Udoma stated that the administration was pursuing a path that will move Nigeria away from a jobless growth driven mainly by petroleum revenues to an inclusive and broad-based growth, adding that President Muhammadu Buhari had repeatedly emphasized that the ERGP is this government’s “blueprint aimed at building a new Nigeria where we grow what we eat, consume what we make and produce what we use.”

“Ladies and gentlemen, I must say that this administration is very encouraged by the positive feedback we have been receiving on the ERGP. We thank Nigerians for all the words of encouragement. Also, internationally, the ERGP has been well received. I have just returned from a visit to the United States of America, during which I attended the World Bank/ IMF Spring meetings.
“Most of the comments we received there were very encouraging.

However, we cannot enjoy the benefits of the ERGP unless it is effectively and faithfully implemented. Ladies and gentlemen, I must admit that as a country, our track record on implementation of our plans has not been very good. Conscious of this, the ERGP has dedicated a section, Section 7, to implementation. Just a reminder of what it says.

“Firstly, we must focus on our priorities. Secondly, we must establish clear accountability. Thirdly, we must set targets and develop detailed action plans. Fourthly, we must mobilise and allocate resources to the priorities. Fifthly, we must create an enabling policy and regulatory environment. And, finally, we must set up delivery unit, or units, to monitor and drive progress,” he said.
Udoma disclosed that the process of developing a detailed implementation road-map had already commenced, adding that this will lay out the roadmap for a step by step delivery of each of the strategies.

“Each strategy will be further broken down into component activities, sub-activities and actions. Each action will be supported by clearly assigned responsibilities, which will be sequenced against clear milestones and timelines for ease of monitoring. We have also commenced the process of establishing a Delivery Unit, as well as Implementation Units, to facilitate the effective implementation of the plan. This is to be complemented with the establishment of special task forces on the key execution areas of the plan,” he stressed.
Speaking on why consultations and dialogue with stakeholders was necessary, he said: “Before we go too far down the implementation road, we felt that we should gather experts and stakeholders for further consultations. As a government, we believe that we can only succeed in transforming Nigeria if we work closely with stakeholders.

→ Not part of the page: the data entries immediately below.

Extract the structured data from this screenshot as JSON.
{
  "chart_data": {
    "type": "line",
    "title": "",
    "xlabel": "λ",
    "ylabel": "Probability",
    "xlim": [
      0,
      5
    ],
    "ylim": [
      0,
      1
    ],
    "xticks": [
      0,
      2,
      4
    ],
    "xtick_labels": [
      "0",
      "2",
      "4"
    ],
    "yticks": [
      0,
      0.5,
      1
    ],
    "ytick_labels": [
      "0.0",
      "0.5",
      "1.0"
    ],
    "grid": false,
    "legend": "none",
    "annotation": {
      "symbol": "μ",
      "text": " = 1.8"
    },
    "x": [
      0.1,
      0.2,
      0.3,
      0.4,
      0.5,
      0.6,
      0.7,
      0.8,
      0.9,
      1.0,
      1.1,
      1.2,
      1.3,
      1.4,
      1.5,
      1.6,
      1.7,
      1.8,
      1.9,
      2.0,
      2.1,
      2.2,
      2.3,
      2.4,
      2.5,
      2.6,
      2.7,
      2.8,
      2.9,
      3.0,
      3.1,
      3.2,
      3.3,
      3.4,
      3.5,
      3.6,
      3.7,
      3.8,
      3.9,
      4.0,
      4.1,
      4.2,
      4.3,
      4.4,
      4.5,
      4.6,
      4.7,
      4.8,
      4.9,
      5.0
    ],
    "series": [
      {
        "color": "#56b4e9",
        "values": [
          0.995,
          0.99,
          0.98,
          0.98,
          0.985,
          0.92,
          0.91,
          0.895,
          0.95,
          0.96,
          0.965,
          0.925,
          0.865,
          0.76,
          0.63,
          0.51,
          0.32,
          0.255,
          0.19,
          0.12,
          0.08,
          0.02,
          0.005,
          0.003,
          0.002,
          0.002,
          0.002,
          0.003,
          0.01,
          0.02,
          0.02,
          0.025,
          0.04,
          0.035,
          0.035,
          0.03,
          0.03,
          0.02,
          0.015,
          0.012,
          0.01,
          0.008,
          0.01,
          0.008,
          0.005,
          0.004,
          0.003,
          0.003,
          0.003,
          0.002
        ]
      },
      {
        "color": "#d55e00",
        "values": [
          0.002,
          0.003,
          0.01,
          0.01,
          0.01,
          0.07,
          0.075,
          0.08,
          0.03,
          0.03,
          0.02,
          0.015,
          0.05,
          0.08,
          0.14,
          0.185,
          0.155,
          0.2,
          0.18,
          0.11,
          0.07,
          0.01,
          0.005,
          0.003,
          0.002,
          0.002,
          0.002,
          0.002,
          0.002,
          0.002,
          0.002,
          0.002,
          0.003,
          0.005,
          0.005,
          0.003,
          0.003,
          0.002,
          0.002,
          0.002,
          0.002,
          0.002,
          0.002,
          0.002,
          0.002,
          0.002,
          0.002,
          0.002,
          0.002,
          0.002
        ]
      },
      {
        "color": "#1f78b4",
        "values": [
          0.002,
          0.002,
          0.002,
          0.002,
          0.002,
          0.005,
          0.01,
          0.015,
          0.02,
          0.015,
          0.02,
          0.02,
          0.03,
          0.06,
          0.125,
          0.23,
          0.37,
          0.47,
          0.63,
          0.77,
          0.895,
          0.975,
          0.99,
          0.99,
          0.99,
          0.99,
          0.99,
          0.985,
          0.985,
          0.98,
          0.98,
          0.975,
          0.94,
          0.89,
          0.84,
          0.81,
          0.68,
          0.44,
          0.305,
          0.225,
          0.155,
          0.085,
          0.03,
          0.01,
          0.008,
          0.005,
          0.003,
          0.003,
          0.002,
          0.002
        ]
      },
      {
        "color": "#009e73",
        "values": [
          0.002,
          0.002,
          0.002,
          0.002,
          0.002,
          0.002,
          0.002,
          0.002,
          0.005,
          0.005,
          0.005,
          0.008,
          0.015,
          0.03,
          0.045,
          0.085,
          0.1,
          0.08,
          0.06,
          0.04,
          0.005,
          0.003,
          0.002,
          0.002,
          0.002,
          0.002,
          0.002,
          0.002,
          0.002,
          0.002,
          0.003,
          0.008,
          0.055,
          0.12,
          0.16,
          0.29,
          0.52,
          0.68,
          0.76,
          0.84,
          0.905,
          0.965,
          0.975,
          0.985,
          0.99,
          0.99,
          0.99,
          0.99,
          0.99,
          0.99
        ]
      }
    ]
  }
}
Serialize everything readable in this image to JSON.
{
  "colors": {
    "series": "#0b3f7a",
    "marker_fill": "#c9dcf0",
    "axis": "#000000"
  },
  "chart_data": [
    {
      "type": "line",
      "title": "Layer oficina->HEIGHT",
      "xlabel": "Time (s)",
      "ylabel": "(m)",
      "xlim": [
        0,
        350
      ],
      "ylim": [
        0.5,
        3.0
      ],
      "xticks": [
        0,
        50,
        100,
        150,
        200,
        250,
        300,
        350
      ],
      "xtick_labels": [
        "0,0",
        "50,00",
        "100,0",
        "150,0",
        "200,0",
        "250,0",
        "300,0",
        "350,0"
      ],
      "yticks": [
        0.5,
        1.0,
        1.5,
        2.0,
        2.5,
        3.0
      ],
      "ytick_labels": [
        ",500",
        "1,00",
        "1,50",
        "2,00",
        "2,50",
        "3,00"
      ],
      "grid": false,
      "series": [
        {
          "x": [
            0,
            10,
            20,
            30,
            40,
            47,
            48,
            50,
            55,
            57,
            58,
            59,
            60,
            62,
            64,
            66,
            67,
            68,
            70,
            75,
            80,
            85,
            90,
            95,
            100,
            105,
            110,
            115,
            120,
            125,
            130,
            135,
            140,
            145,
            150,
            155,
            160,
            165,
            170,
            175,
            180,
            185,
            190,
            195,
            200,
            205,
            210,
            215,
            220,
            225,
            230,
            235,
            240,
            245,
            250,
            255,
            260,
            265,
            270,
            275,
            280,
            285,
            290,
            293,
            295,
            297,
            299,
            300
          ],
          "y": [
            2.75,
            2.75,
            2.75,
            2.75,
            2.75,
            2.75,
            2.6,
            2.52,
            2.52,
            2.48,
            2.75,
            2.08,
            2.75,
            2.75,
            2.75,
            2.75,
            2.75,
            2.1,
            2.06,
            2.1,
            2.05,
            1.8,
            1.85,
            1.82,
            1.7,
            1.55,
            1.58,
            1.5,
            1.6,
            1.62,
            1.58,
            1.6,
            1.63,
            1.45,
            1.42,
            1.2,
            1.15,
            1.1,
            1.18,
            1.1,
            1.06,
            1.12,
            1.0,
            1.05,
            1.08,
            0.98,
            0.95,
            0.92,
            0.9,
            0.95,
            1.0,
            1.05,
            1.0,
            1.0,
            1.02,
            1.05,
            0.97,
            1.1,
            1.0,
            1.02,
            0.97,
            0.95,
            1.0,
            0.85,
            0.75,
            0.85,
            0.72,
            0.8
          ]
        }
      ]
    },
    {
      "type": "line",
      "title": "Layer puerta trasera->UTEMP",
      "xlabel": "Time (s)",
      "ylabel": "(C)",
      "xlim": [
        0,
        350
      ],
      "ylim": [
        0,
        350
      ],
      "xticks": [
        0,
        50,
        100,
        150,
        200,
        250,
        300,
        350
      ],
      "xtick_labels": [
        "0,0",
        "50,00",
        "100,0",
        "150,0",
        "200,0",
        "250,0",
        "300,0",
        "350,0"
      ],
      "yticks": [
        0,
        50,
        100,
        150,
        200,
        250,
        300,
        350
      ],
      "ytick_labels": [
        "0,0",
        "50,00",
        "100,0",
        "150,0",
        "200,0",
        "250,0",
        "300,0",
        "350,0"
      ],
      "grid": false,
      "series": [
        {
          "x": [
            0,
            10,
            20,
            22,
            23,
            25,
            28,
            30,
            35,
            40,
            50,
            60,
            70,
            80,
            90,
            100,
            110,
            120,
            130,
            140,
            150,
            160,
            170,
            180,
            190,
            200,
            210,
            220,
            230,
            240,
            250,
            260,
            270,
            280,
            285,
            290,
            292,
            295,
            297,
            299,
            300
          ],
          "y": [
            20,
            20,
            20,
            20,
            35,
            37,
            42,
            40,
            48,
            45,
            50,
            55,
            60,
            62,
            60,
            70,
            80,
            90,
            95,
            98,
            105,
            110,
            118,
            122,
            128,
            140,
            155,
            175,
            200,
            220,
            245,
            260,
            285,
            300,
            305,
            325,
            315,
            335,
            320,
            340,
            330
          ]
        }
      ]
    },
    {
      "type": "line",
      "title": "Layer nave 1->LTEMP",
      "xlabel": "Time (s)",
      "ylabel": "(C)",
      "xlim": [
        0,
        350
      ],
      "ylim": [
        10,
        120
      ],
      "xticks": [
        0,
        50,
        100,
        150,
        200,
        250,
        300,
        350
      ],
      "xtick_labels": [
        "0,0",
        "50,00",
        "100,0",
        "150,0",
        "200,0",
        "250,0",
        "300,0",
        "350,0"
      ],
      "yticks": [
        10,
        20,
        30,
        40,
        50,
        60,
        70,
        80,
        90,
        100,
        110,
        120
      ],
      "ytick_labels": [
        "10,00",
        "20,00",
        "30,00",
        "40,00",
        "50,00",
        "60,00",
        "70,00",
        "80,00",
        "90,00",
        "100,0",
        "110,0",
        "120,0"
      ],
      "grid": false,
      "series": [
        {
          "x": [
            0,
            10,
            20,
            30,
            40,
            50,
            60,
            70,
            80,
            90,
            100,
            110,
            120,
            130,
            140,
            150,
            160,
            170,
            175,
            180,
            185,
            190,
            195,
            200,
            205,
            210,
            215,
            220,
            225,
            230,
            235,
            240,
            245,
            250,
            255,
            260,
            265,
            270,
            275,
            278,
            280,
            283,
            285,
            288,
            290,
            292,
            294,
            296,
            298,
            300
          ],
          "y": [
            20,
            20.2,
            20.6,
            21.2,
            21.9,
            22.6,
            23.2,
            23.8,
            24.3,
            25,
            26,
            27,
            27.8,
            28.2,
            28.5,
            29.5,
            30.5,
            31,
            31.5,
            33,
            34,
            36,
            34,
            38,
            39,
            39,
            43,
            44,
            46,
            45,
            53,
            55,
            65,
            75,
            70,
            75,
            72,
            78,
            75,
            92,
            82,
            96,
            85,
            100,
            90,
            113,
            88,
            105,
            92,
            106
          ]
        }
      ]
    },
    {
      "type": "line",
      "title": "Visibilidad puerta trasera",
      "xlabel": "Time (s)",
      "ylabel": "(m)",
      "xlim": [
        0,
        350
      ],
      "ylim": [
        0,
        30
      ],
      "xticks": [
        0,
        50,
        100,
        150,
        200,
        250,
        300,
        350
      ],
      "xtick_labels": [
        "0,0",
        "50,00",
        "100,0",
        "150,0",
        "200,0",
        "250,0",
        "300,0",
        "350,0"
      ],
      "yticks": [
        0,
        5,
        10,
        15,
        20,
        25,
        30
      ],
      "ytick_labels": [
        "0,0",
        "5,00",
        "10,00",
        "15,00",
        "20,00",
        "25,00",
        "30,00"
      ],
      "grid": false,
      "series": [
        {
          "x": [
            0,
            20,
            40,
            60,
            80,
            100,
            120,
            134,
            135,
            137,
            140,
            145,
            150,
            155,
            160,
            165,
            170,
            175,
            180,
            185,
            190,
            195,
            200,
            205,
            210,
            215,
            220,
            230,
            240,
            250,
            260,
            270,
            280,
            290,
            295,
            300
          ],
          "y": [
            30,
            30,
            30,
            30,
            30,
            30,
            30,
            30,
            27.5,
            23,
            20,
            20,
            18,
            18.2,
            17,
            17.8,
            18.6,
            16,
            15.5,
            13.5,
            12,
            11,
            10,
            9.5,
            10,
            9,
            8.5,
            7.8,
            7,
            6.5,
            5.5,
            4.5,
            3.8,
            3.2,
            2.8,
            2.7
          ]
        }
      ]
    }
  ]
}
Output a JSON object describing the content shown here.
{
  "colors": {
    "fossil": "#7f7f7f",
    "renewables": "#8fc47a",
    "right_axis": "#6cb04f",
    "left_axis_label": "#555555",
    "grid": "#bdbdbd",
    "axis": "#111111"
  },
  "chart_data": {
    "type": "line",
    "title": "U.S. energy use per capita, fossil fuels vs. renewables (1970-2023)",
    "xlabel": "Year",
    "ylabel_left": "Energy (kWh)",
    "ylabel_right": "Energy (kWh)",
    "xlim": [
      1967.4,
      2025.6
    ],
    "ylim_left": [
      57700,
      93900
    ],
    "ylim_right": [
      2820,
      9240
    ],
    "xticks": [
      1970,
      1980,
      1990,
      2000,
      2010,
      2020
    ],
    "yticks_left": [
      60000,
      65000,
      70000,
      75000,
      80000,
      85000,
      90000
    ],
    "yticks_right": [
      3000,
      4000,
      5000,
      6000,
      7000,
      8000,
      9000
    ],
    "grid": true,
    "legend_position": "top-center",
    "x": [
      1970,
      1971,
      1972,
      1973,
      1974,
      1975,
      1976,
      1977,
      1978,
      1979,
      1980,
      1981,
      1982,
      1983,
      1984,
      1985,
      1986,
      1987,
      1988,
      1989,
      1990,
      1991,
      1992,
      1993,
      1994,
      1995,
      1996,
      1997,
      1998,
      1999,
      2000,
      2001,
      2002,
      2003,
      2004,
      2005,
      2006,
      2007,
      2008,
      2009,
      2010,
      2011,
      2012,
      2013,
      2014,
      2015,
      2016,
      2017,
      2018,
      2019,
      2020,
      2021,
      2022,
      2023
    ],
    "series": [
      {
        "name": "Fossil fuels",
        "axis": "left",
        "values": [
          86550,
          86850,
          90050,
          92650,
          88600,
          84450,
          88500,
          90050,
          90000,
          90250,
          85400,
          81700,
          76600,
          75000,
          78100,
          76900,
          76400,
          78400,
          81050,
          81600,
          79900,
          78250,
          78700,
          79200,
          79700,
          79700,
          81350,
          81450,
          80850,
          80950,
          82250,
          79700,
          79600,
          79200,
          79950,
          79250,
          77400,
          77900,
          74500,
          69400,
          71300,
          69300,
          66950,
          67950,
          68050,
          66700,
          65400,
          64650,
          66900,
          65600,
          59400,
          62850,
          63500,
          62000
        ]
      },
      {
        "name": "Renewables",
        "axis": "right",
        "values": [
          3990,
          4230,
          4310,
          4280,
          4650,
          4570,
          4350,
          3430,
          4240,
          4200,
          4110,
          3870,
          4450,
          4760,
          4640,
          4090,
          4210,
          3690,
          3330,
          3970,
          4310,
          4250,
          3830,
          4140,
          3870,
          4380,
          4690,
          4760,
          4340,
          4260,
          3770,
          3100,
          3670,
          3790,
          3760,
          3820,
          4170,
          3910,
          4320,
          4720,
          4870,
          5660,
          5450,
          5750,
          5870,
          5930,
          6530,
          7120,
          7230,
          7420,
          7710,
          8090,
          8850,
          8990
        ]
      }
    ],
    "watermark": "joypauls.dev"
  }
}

“This is the first of many consultative processes we will be holding on plan implementation, as well as to get feedback from stakeholders. Just as the ERGP was developed through an extensive consultative process to ensure collective ownership, plan implementation will involve constant and continuous dialogue and consultations with relevant stakeholders. Today’s gathering is therefore the first of many dialogue sessions this ministry, and indeed, the government, as a whole, will be conducting to obtain citizens’ participation in the collective endeavor of transforming Nigeria,” Udoma stated.